Foto: DW/Marta Barroso
Olivia, a cabeleireira
Olivia (esq.) tem 29 anos e veio em 2008 do seu país, o Zimbabué, fugindo à crise financeira que lá se vive. Tete é agora a terra das grandes oportunidades, tinham-lhe dito. Hoje, é cabeleireira no Mercado Primeiro de Maio e, tal como a amiga Faith (dir.) faz trabalhos de manicure. Diz que, por dia, consegue 500 a 1000 meticais, entre 15 e 25 euros. Com esse dinheiro consegue sustentar-se.
Foto: DW/Marta Barroso
Guta, o empresário
Ao todo, Guta emprega 130 homens nas áreas de carpintaria e construção civil na cidade de Tete.
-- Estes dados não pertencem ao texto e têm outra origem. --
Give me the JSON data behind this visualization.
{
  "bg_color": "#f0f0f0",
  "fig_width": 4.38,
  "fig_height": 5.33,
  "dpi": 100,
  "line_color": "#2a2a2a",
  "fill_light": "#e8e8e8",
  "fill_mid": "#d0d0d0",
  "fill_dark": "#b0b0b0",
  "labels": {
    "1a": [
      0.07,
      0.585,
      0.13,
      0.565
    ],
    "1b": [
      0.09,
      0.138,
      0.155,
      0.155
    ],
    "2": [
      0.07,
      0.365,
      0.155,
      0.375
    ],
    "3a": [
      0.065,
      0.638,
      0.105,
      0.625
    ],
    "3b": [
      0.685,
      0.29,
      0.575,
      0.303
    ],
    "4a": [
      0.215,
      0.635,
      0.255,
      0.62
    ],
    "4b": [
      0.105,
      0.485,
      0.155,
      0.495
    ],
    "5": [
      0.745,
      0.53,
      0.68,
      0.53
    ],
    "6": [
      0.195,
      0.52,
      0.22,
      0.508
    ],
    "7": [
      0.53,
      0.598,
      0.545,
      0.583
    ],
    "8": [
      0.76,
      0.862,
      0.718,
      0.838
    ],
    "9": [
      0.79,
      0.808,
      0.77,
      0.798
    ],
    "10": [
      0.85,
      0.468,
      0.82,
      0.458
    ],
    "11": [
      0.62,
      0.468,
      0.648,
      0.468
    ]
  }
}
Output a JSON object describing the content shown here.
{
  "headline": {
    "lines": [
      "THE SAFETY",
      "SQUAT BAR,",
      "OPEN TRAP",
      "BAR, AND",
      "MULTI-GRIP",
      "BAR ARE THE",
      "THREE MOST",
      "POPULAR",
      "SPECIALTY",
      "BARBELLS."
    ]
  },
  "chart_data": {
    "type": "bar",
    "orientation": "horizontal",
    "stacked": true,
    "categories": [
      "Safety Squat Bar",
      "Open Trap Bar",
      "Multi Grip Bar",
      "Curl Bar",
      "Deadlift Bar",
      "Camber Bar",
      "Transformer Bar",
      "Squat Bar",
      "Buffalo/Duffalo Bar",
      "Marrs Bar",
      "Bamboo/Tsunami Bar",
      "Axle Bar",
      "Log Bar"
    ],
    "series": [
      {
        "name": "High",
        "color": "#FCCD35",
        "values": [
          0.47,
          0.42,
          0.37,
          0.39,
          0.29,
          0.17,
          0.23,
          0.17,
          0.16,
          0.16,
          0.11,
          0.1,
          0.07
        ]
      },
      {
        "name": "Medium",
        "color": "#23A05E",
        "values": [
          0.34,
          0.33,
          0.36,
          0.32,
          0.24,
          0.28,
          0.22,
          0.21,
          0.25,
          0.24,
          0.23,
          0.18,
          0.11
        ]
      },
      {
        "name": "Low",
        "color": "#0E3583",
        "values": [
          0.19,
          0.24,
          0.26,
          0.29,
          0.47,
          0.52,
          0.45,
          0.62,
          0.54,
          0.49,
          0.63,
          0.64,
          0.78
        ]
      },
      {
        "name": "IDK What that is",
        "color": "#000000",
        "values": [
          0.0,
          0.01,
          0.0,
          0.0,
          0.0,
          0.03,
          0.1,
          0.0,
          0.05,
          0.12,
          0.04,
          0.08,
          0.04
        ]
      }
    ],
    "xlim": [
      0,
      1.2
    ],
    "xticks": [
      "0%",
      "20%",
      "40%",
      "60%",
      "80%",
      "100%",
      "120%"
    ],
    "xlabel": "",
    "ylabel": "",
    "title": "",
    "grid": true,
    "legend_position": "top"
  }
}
Diz que desde a chegada das grandes empresas à região não sentiu grandes alterações no seu negócio. Os projetos de mineração requerem quantidades às quais não consegue responder. Uma vez, conta, a Vale pediu que fornecesse, juntamente com outra carpintaria da cidade, 5000 portas em 60 dias.
Foto: DW/Marta Barroso
Canelo, o vendedor de amendoins
Canelo diz que tem 11 anos. E diz também que frequenta a segunda classe. Todas as tardes vende amendoins no centro de Tete. "Para ajudar a mãe que não tem trabalho." O pai também está desempregado. Canelo é uma de muitas crianças que vendem amendoins na cidade. Um saco pequeno fica por dois meticais, cerca de cinco cêntimos de euro, o maior custa cinco meticais, treze cêntimos de euro.
Foto: DW/Marta Barroso
Catequeta, o ativista
Manuel Catequeta mudou-se para Tete em 2001. O ativista dos direitos humanos sabe o que custa viver com a subida constante do custo de vida. O seu salário não lhe permite luxos. A sala de sua casa "de dia é sala, de noite vira quarto". Mas mudar de casa, para já, está fora de questão. Hoje em dia, uma boa casa na capital provincial passa dos 5.000 dólares, cerca de 4.000 euros, por mês.
Foto: DW/Marta Barroso
Júlio, o otimista
O músico Júlio Calengo vê oportunidades de negócio, agora que em Tete há tantas empresas novas. O seu objetivo é, em breve, montar uma empresa de limpeza: tanto nos escritórios das empresas mineiras como nos das firmas que entretanto apareceram na cidade. Interessados não vão faltar, diz Júlio. O que é preciso é ter criatividade e, claro, dinheiro.